Transnationalism and American Literature: Literary Translation 1773-1892. New York and London: Routledge, 2007.
“Translation in the United States.” Oxford History of Literary Translation in English:
Volume 4: 1790-1900 (5 vols). Oxford and London: Oxford University Press, 2006:20-33.
“Margaret Fuller’s American Translation.” American Literature 76 (1), March 2004:31-58.
“Specimens of Translation in Walt Whitman’s Poetry.” Arizona Quarterly 58 (3), Autumn 2002: 33-56.
Forthcoming Publications
“Bestialität und Folter.” Wahrheit und Gewalt: Der Diskurs der Folter. Ed. Thomas
Weitin. Stuttgart: Transcript Verlag, December, 2009.

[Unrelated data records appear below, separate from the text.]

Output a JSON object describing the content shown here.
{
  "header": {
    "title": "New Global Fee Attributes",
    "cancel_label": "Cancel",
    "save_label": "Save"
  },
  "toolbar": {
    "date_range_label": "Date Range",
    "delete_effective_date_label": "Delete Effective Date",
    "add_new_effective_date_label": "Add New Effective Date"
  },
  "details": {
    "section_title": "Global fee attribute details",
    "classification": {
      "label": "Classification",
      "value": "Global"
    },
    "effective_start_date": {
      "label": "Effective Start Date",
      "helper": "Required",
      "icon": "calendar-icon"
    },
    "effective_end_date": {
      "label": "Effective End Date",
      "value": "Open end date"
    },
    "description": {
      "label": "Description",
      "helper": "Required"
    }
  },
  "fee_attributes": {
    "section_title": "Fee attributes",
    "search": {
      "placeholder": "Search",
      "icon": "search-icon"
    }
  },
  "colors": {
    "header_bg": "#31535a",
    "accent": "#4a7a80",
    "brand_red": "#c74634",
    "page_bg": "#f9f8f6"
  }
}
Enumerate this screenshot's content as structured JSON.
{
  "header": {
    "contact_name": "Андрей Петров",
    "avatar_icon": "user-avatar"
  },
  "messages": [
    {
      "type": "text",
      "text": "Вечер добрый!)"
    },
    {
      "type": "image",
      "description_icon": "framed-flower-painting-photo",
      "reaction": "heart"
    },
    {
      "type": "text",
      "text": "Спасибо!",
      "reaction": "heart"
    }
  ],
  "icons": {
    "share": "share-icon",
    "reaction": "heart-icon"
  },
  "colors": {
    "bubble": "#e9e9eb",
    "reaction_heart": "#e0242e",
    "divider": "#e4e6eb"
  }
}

“Rethinking Liberal Subjectivity: The Biopolitics of Animal Autobiography.” Species Matters: Humane Advocacy and Cultural Theory. Eds. Marianne de Koven and Michael Lundblad. Columbia University Press. March 2010.
“Animals and the Formation of Liberal Subjectivity in Nineteenth Century American
Literature.” Oxford Handbook of Nineteenth-Century American Literature. Ed. Russ Castronovo. Oxford: Oxford University Press, 2010.
“American Bestiality: Sex, Animals and the Construction of Subjectivity.”
Cultural Critique, date TBA.
Sabbatical Year Fellowship, American Philosophical Society, 2009-10
Phi Beta Kappa, Yale University, Alpha Chapter, Connecticut
The Classical Tradition (Humanities 1/2), Food and Culture (Writing 5), Representing the Past: Fact and Fiction from “Waverley” to “Titanic”(English 7), Introduction to Literary Theory (English 15), American Poetry (English 40), American Prose (English 41), American Fiction to 1900 (English 42), Of Nags, Bitches and Shrews: Women and Animals in Western Literature (English 62/ WGST 60), Whitman and Dickinson (English 66), The Civil War in American Literature (English 71), Foreign Affairs: The Translation of Cultures in Nineteenth Century American Literature (English 72), Whitman (English 72). I also teach a graduate seminar for the American Studies Summer Institute each year.